Most analysts maintained their neutral stance on Bajaj Auto after the company announced buyback of shares at a 20 percent premium to the prevailing prices. Assuming the buyback happens at a maximum price of Rs 4,600, it will buy back about 54 lakh shares.
The analysts are concerned about the stock’s valuation at the current prices which, some believe, does not leave much room for an upside. There are other risks of a slowdown in exports as well amid rising inflation and recession worries.
Morgan Stanley maintained its equal weight (EW) stance on the stock, citing in-line valuations and risk of high-margin export slowdown. At the end of the March quarter, the company had said its export volume for January-March period fell by 8 percent.
The company has said its international business recorded its highest ever sales of over 2.5 million vehicles for FY22. With sales of over $2 billion, exports now contribute over 52 per cent of its net sales. So, any slowdown at this front will hurt the company.
One relief is that the company will continue to hold a sizable cash balance after the buyback.

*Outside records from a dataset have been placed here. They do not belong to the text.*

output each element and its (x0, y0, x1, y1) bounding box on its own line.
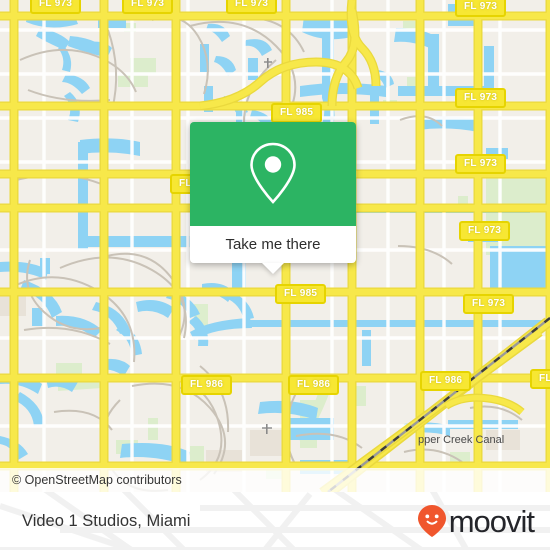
road-shield: FL 986 (420, 371, 472, 391)
moovit-brand[interactable]: moovit (417, 492, 535, 550)
road-shield: FL 973 (463, 294, 515, 314)
road-shield: FL (530, 369, 550, 389)
road-shield: FL 973 (30, 0, 82, 14)
road-shield: FL 986 (288, 375, 340, 395)
moovit-place-card: FL 973 FL 973 FL 973 FL 973 FL 973 FL 97… (0, 0, 550, 550)
moovit-smiley-pin-icon (417, 505, 446, 537)
place-title: Video 1 Studios, Miami (22, 492, 190, 550)
road-shield: FL 973 (455, 88, 507, 108)
callout-header (190, 122, 356, 226)
map-canvas[interactable]: FL 973 FL 973 FL 973 FL 973 FL 973 FL 97… (0, 0, 550, 492)
road-shield: FL 986 (181, 375, 233, 395)
place-title-text: Video 1 Studios, Miami (22, 511, 191, 530)
callout-action[interactable]: Take me there (190, 226, 356, 274)
road-shield: FL 973 (455, 154, 507, 174)
footer-bar: Video 1 Studios, Miami moovit (0, 492, 550, 550)
take-me-there-callout[interactable]: Take me there (190, 122, 356, 274)
callout-tail (262, 263, 284, 274)
osm-attribution-text: © OpenStreetMap contributors (12, 473, 182, 487)
road-shield: FL 973 (226, 0, 278, 14)
road-shield: FL 973 (455, 0, 507, 17)
map-pin-icon (250, 142, 296, 204)
callout-action-label: Take me there (225, 236, 321, 253)
road-shield: FL 973 (122, 0, 174, 14)
moovit-wordmark: moovit (448, 503, 535, 539)
road-shield: FL 973 (459, 221, 511, 241)
water-label: pper Creek Canal (418, 434, 505, 446)
road-shield: FL 985 (275, 284, 327, 304)
road-shield: FL 985 (271, 103, 323, 123)
osm-attribution[interactable]: © OpenStreetMap contributors (0, 468, 550, 492)
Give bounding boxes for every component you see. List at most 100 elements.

As on March 2022, surplus cash and cash equivalents with Bajaj Auto stood at Rs 19,090 crore, following a dividend payout of Rs 4,051 crore.
Morgan Stanley has a target of Rs 4182, meaning a potential upside of about 10 per cent from current prices.
UBS also maintained its neutral stance, keeping the target price at Rs 3,800, which is close to the current prices. The broker said reduction in paid-up share cap will be 2.2 percent, assuming maximum buyback. It prefers TVS Motor and Eicher Motors in the two-wheeler space.
Some analysts and market participants believe given the cash at hand, buyback size of Rs 2,500 crore is “underwhelming”. The impact is also visible on the share price that fell another 1.5 percent on Tuesday.
Citi also maintained sell with a target price of Rs 3,400, citing low capex in recent years, headwinds in demand in expert markets and losing market share to its competitors.
Though some domestic analysts believe these concerns are a bit overblown.
Ashwin Patil, Senior Research Analyst at LKP Securities, believes that the stock definitely holds a good value through its intrinsic performance and can reach levels of Rs 4,400, and deserves a buy rating. He warned that investors should not hope that the buyback will drive the prices though."It's an open market buyback and not through a tender offer. This means that the stock may not reach those levels by the time the buyback offer closes. Therefore for retail investors, there may not be any significant upside because of this buyback,” he said.